After awhile, my sergeant drove me to my current location where it is currently 1:34AM. I woke up about 2 hours ago after being able to sleep for only an hour and a half. I've been tossing and turning ever since and thinking about a million things at once. I continuously come up with various scenarios about how my life could possibly play out these coming months, and the only thing I'm left with afterwards are even more questions. Maybe I just need to stop thinking so much, or maybe....I don't know.
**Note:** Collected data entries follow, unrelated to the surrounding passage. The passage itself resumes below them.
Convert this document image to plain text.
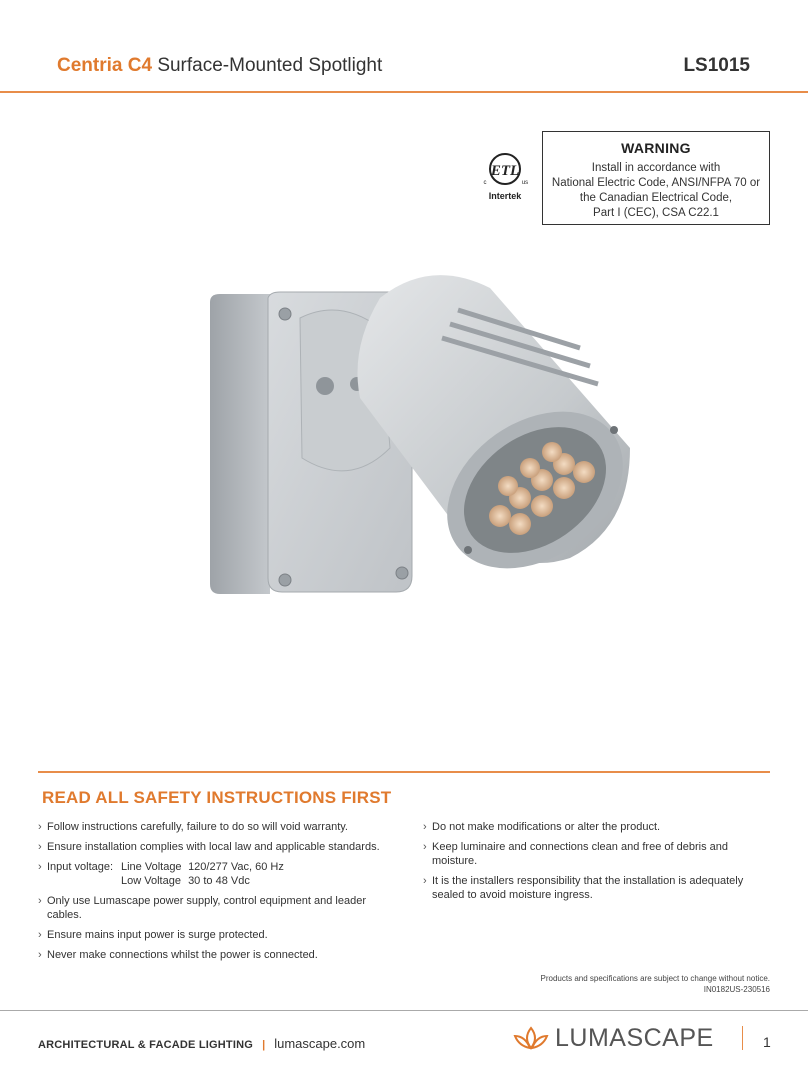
Centria C4 Surface-Mounted Spotlight	LS1015
ETL
c	us
Intertek
WARNING
Install in accordance with
National Electric Code, ANSI/NFPA 70 or
the Canadian Electrical Code,
Part I (CEC), CSA C22.1
READ ALL SAFETY INSTRUCTIONS FIRST
› Follow instructions carefully, failure to do so will void warranty.
› Ensure installation complies with local law and applicable standards.
› Input voltage: Line Voltage 120/277 Vac, 60 Hz
Low Voltage 30 to 48 Vdc
› Only use Lumascape power supply, control equipment and leader cables.
› Ensure mains input power is surge protected.
› Never make connections whilst the power is connected.
› Do not make modifications or alter the product.
› Keep luminaire and connections clean and free of debris and moisture.
› It is the installers responsibility that the installation is adequately sealed to avoid moisture ingress.
Products and specifications are subject to change without notice.
IN0182US-230516
ARCHITECTURAL & FACADE LIGHTING | lumascape.com	LUMASCAPE	1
What I do know is that I have a list of things I would like to accomplish in the near future and it goes something like this (in no particular order):
-Immerse myself as much as possible in the culture of whatever country I end up in.
-Learn my 4th language, proficiently.
-Save up as much money as I can, while at the same time making smart investments for myself.
-Find a local bar I like, frequent that bar (not too much), become familiar with the regulars and staff.
-Surround myself with positivity, and positivity only.
-Get back to the best shape of my life: Achieve a sound mind, sound soul, sound body.
-Make countless friends who I can learn from and will assist me in developing as a person.
-Find a Masters program I feel comfortable with, begin my Masters degree.
-Visit as many places possible on my travel list.
-Take care of my family, even from afar.
-Maintain an open-mind while exerting who I am and the many things I offer onto the world around me.
Just a quick list of the many things I have in mind. I know many of you are wondering what's next. It is now 1:50AM. I have to wake up at 4:30AM to get my day started. I will go in to do my processing in the morning, do my oath, and get to the airport sometime later in the day. If all goes well and as planned, at this time tomorrow I will be in Columbia, SC to do some further processing (and hopefully sleeping!) There I will have to go through some medical screenings and shit to have some shots administered, do even more paperwork, get my finances squared away (NIGGA GOTTA EAT!) hopefully find out exactly where I'm going, and a series of other bureaucratic things. When I'm done at Fort Jackson, I fly off to Europe and things begin anew.
I would like to tell those of you that I wasn't able to see before I left, sorry...maybe next time? If I didn't talk to you, I probably wasn't able to for whatever reason, and maybe didn't want to or didn't care to (except you Ly! I called you tonight and I saw you returned my call but I was asleep.) Most importantly, my sincerest appreciation to my closest friends and family that made my transition as easy as it was and who took time to see me off. It means a million and I'm excited to come back to you all with many experiences and stories to share. Thanks for reading, I'll update as soon as I can!